Global shipping regulator IMO tightens the net on CO2 emissions

The International Maritime Organisation has revised its plans set in 2018 to reduce shipping-related emissions, introducing stronger objectives that will kickstart the transition to a net-zero future.  

The International Maritime Organisation (IMO), the United Nations agency responsible for regulating shipping worldwide, has announced a major leap forward in its plans to become a net-zero industry by 2050.  

The recently related 2023 version is a revision to the 2018 plans, which had agreed to cut the industry’s carbon footprint by 50% by the middle of this century.  

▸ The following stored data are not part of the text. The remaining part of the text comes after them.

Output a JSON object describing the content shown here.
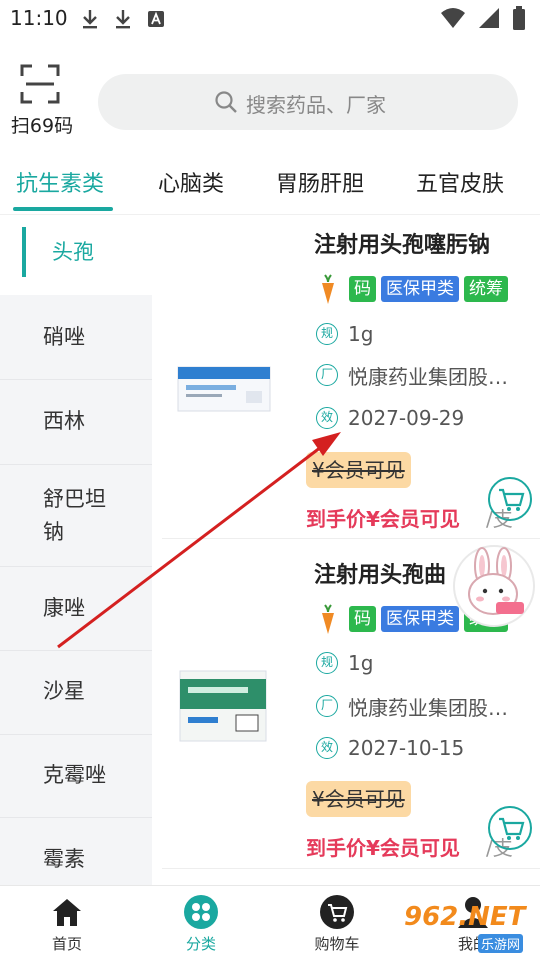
{
  "status_bar": {
    "time": "11:10",
    "left_icons": [
      "download-icon",
      "download-icon",
      "text-notify-icon"
    ],
    "right_icons": [
      "wifi-icon",
      "signal-icon",
      "battery-icon"
    ]
  },
  "header": {
    "scan_label": "扫69码",
    "search_placeholder": "搜索药品、厂家"
  },
  "tabs": [
    {
      "label": "抗生素类",
      "active": true
    },
    {
      "label": "心脑类",
      "active": false
    },
    {
      "label": "胃肠肝胆",
      "active": false
    },
    {
      "label": "五官皮肤",
      "active": false
    }
  ],
  "sidebar": {
    "items": [
      {
        "label": "头孢",
        "active": true
      },
      {
        "label": "硝唑"
      },
      {
        "label": "西林"
      },
      {
        "label": "舒巴坦钠"
      },
      {
        "label": "康唑"
      },
      {
        "label": "沙星"
      },
      {
        "label": "克霉唑"
      },
      {
        "label": "霉素"
      }
    ]
  },
  "products": [
    {
      "name": "注射用头孢噻肟钠",
      "tags": [
        {
          "text": "码",
          "color": "#2db84d"
        },
        {
          "text": "医保甲类",
          "color": "#3a7be0"
        },
        {
          "text": "统筹",
          "color": "#2db84d"
        }
      ],
      "spec_icon": "规",
      "spec": "1g",
      "maker_icon": "厂",
      "maker": "悦康药业集团股…",
      "expiry_icon": "效",
      "expiry": "2027-09-29",
      "member_price": "¥会员可见",
      "final_price": "到手价¥会员可见",
      "unit": "/支"
    },
    {
      "name": "注射用头孢曲",
      "tags": [
        {
          "text": "码",
          "color": "#2db84d"
        },
        {
          "text": "医保甲类",
          "color": "#3a7be0"
        },
        {
          "text": "统筹",
          "color": "#2db84d"
        }
      ],
      "spec_icon": "规",
      "spec": "1g",
      "maker_icon": "厂",
      "maker": "悦康药业集团股…",
      "expiry_icon": "效",
      "expiry": "2027-10-15",
      "member_price": "¥会员可见",
      "final_price": "到手价¥会员可见",
      "unit": "/支"
    }
  ],
  "bottom_nav": [
    {
      "label": "首页",
      "icon": "home-icon",
      "active": false
    },
    {
      "label": "分类",
      "icon": "category-icon",
      "active": true
    },
    {
      "label": "购物车",
      "icon": "cart-icon",
      "active": false
    },
    {
      "label": "我的",
      "icon": "user-icon",
      "active": false
    }
  ],
  "watermark": {
    "text": "962.NET",
    "sub": "乐游网"
  },
  "colors": {
    "accent": "#1aa8a0",
    "price": "#e53a5a",
    "pill": "#fcd9a4",
    "sidebar_bg": "#f4f5f7"
  }
}
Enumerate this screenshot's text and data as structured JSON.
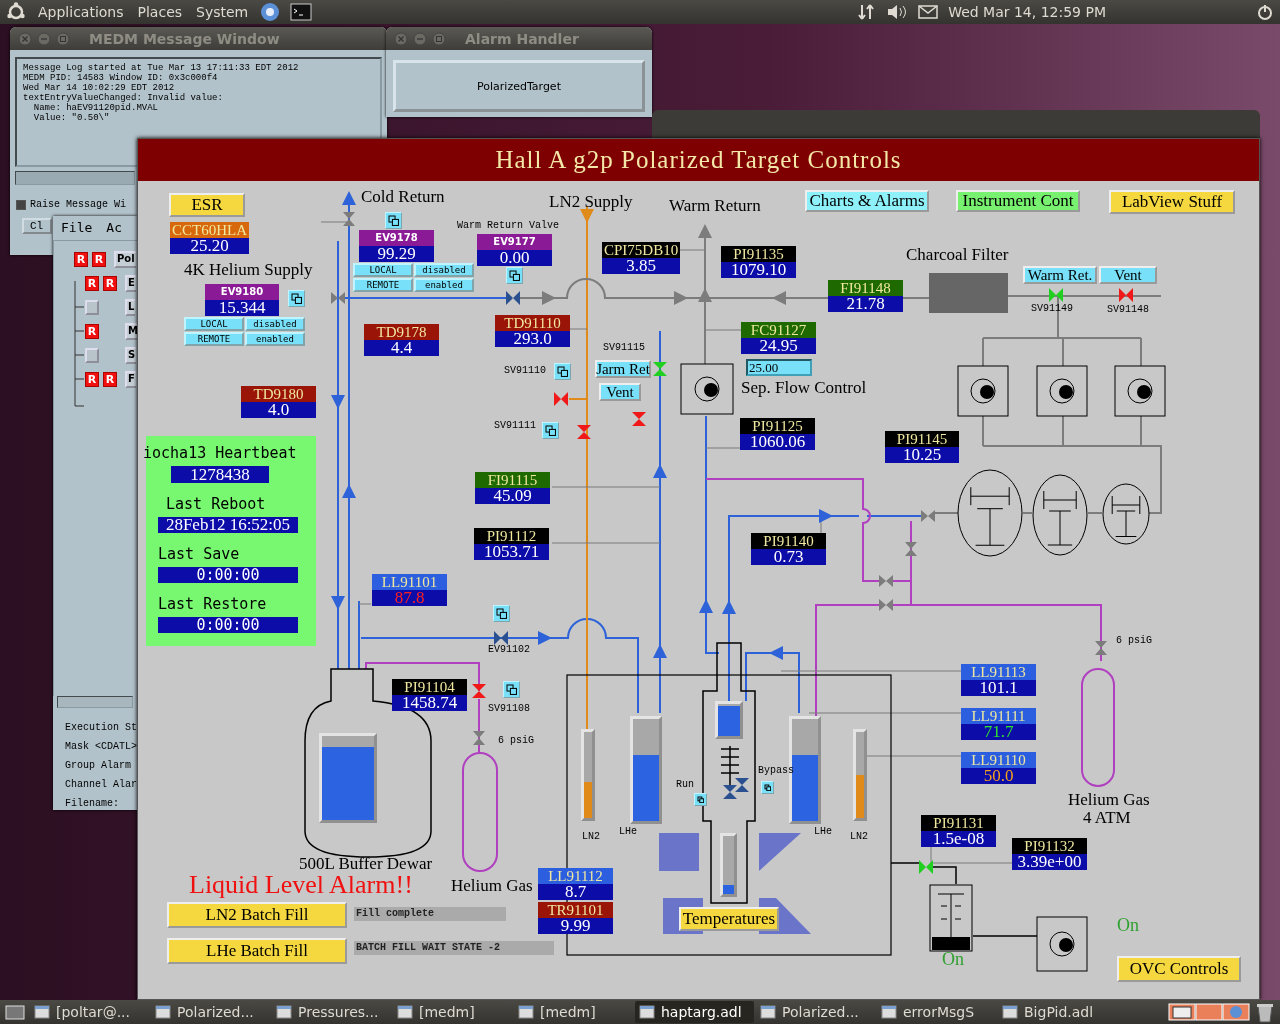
{
  "top_panel": {
    "menus": [
      "Applications",
      "Places",
      "System"
    ],
    "clock": "Wed Mar 14, 12:59 PM"
  },
  "message_window": {
    "title": "MEDM Message Window",
    "log": [
      "Message Log started at Tue Mar 13 17:11:33 EDT 2012",
      "MEDM PID: 14583 Window ID: 0x3c000f4",
      "Wed Mar 14 10:02:29 EDT 2012",
      "textEntryValueChanged: Invalid value:",
      "  Name: haEV91120pid.MVAL",
      "  Value: \"0.50\\\""
    ],
    "checkbox": {
      "label": "Raise Message Wi",
      "checked": true
    },
    "button": "Cl"
  },
  "alarm_handler": {
    "title": "Alarm Handler",
    "group": "PolarizedTarget"
  },
  "alarm_tree": {
    "menus": [
      "File",
      "Ac"
    ],
    "root": {
      "label": "Pol",
      "marks": [
        "R",
        "R"
      ],
      "children": [
        {
          "label": "E",
          "marks": [
            "R",
            "R"
          ]
        },
        {
          "label": "L"
        },
        {
          "label": "M",
          "marks": [
            "R"
          ]
        },
        {
          "label": "S"
        },
        {
          "label": "F",
          "marks": [
            "R",
            "R"
          ]
        }
      ]
    },
    "status_lines": [
      "Execution St",
      "Mask <CDATL>",
      "Group Alarm",
      "Channel Alar",
      "Filename:"
    ]
  },
  "main_window": {
    "title": "Hall A g2p Polarized Target Controls",
    "nav_buttons": [
      {
        "label": "ESR",
        "color": "#f5d840"
      },
      {
        "label": "Charts & Alarms",
        "color": "#8ef0f8"
      },
      {
        "label": "Instrument Cont",
        "color": "#78f070"
      },
      {
        "label": "LabView Stuff",
        "color": "#f5d840"
      },
      {
        "label": "Temperatures",
        "color": "#f5d840"
      },
      {
        "label": "OVC Controls",
        "color": "#f5d840"
      },
      {
        "label": "LN2 Batch Fill",
        "color": "#f5d840"
      },
      {
        "label": "LHe Batch Fill",
        "color": "#f5d840"
      }
    ],
    "valve_buttons": [
      {
        "label": "Warm Ret.",
        "color": "#78e0f8"
      },
      {
        "label": "Vent",
        "color": "#78e0f8"
      },
      {
        "label": "Jarm Ret",
        "color": "#78e0f8"
      },
      {
        "label": "Vent",
        "color": "#78e0f8"
      }
    ],
    "mode_panels": [
      {
        "buttons": [
          "LOCAL",
          "disabled",
          "REMOTE",
          "enabled"
        ]
      },
      {
        "buttons": [
          "LOCAL",
          "disabled",
          "REMOTE",
          "enabled"
        ]
      }
    ],
    "readouts": [
      {
        "kind": "sensor",
        "label": "CCT60HLA",
        "value": "25.20",
        "color": "#d8680c"
      },
      {
        "kind": "valve",
        "label": "EV9180",
        "value": "15.344",
        "color": "#8a1a96"
      },
      {
        "kind": "valve",
        "label": "EV9178",
        "value": "99.29",
        "color": "#8a1a96"
      },
      {
        "kind": "valve",
        "label": "EV9177",
        "value": "0.00",
        "color": "#8a1a96"
      },
      {
        "kind": "sensor",
        "label": "CPI75DB10",
        "value": "3.85",
        "color": "#000000"
      },
      {
        "kind": "sensor",
        "label": "PI91135",
        "value": "1079.10",
        "color": "#000000"
      },
      {
        "kind": "sensor",
        "label": "FI91148",
        "value": "21.78",
        "color": "#1e6a00"
      },
      {
        "kind": "sensor",
        "label": "TD9178",
        "value": "4.4",
        "color": "#9a1408"
      },
      {
        "kind": "sensor",
        "label": "TD91110",
        "value": "293.0",
        "color": "#9a1408"
      },
      {
        "kind": "sensor",
        "label": "FC91127",
        "value": "24.95",
        "color": "#1e6a00"
      },
      {
        "kind": "sensor",
        "label": "TD9180",
        "value": "4.0",
        "color": "#9a1408"
      },
      {
        "kind": "sensor",
        "label": "PI91125",
        "value": "1060.06",
        "color": "#000000"
      },
      {
        "kind": "sensor",
        "label": "PI91145",
        "value": "10.25",
        "color": "#000000"
      },
      {
        "kind": "sensor",
        "label": "FI91115",
        "value": "45.09",
        "color": "#1e6a00"
      },
      {
        "kind": "sensor",
        "label": "PI91112",
        "value": "1053.71",
        "color": "#000000"
      },
      {
        "kind": "sensor",
        "label": "PI91140",
        "value": "0.73",
        "color": "#000000"
      },
      {
        "kind": "major",
        "label": "LL91101",
        "value": "87.8",
        "color": "#2c5ee0"
      },
      {
        "kind": "sensor",
        "label": "PI91104",
        "value": "1458.74",
        "color": "#000000"
      },
      {
        "kind": "sensor",
        "label": "LL91113",
        "value": "101.1",
        "color": "#2c5ee0"
      },
      {
        "kind": "ok",
        "label": "LL91111",
        "value": "71.7",
        "color": "#2c5ee0"
      },
      {
        "kind": "minor",
        "label": "LL91110",
        "value": "50.0",
        "color": "#2c5ee0"
      },
      {
        "kind": "sensor",
        "label": "PI91131",
        "value": "1.5e-08",
        "color": "#000000"
      },
      {
        "kind": "sensor",
        "label": "PI91132",
        "value": "3.39e+00",
        "color": "#000000"
      },
      {
        "kind": "sensor",
        "label": "LL91112",
        "value": "8.7",
        "color": "#2c5ee0"
      },
      {
        "kind": "sensor",
        "label": "TR91101",
        "value": "9.99",
        "color": "#9a1408"
      }
    ],
    "valves": [
      {
        "label": "SV91115",
        "open": true
      },
      {
        "label": "SV91110",
        "open": false
      },
      {
        "label": "SV91111",
        "open": false
      },
      {
        "open": false
      },
      {
        "label": "SV91149",
        "open": true
      },
      {
        "label": "SV91148",
        "open": false
      },
      {
        "label": "SV91108",
        "open": false
      },
      {
        "open": true
      }
    ],
    "gauges": [
      {
        "level": 0.87,
        "color": "#2b63e0"
      },
      {
        "label": "LN2",
        "level": 0.42,
        "color": "#e08a1a"
      },
      {
        "label": "LHe",
        "level": 0.65,
        "color": "#2b63e0"
      },
      {
        "level": 0.95,
        "color": "#2b63e0"
      },
      {
        "level": 0.15,
        "color": "#2b63e0"
      },
      {
        "label": "LHe",
        "level": 0.65,
        "color": "#2b63e0"
      },
      {
        "label": "LN2",
        "level": 0.5,
        "color": "#e08a1a"
      }
    ],
    "labels": [
      {
        "kind": "caption",
        "text": "Cold Return"
      },
      {
        "kind": "caption",
        "text": "LN2 Supply"
      },
      {
        "kind": "caption",
        "text": "Warm Return"
      },
      {
        "kind": "caption",
        "text": "4K Helium Supply"
      },
      {
        "kind": "tag",
        "text": "Warm Return Valve"
      },
      {
        "kind": "caption",
        "text": "Charcoal Filter"
      },
      {
        "kind": "caption",
        "text": "Sep. Flow Control"
      },
      {
        "kind": "tag",
        "text": "EV91102"
      },
      {
        "kind": "tag",
        "text": "6 psiG"
      },
      {
        "kind": "tag",
        "text": "6 psiG"
      },
      {
        "kind": "caption",
        "text": "500L Buffer Dewar"
      },
      {
        "kind": "caption",
        "text": "Helium Gas"
      },
      {
        "kind": "caption",
        "text": "Helium Gas"
      },
      {
        "kind": "caption",
        "text": "4 ATM"
      },
      {
        "kind": "tag",
        "text": "Run"
      },
      {
        "kind": "tag",
        "text": "Bypass"
      },
      {
        "kind": "alarm",
        "text": "Liquid Level Alarm!!"
      },
      {
        "kind": "status",
        "text": "On"
      },
      {
        "kind": "status",
        "text": "On"
      }
    ],
    "setpoint": {
      "value": "25.00"
    },
    "status_fields": [
      "Fill complete",
      "BATCH FILL WAIT STATE -2"
    ],
    "heartbeat": {
      "title": "iocha13 Heartbeat",
      "counter": "1278438",
      "rows": [
        {
          "label": "Last Reboot",
          "value": "28Feb12 16:52:05"
        },
        {
          "label": "Last Save",
          "value": "0:00:00"
        },
        {
          "label": "Last Restore",
          "value": "0:00:00"
        }
      ]
    }
  },
  "taskbar": {
    "items": [
      {
        "label": "[poltar@...",
        "selected": false
      },
      {
        "label": "Polarized...",
        "selected": false
      },
      {
        "label": "Pressures...",
        "selected": false
      },
      {
        "label": "[medm]",
        "selected": false
      },
      {
        "label": "[medm]",
        "selected": false
      },
      {
        "label": "haptarg.adl",
        "selected": true
      },
      {
        "label": "Polarized...",
        "selected": false
      },
      {
        "label": "errorMsgS",
        "selected": false
      },
      {
        "label": "BigPid.adl",
        "selected": false
      }
    ]
  }
}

Now, the goal has been set to slash emissions by at least 20% – and ideally 30% – by 20230. The goal for 2040 is a minimum reduction of 70%, and hopefully an 80% decrease. The start line is based on figures produced in 2008.  

The revision makes for a huge shift in policy, as well as a show of good faith in the importance the agency is placing on tackling climate change.  

There are also ambitions to achieve an uptick of between five and 10% in the use of zero or near-zero emission technologies, fuels and energy sources by 2030, kickstarting the overall transition as well as creating incentives for the industry to make investments in eco-friendly choices.  


The new agreement has also led to a consensus on the necessity of adopting regulations on reducing marine fuel’s emission “intensity”, as well as a greenhouse gas pricing mechanism based on an impact assessment. 

Emissions from shipping represent around 3% of the world’s totals, and though not a huge number, are significant in the overall environmental picture.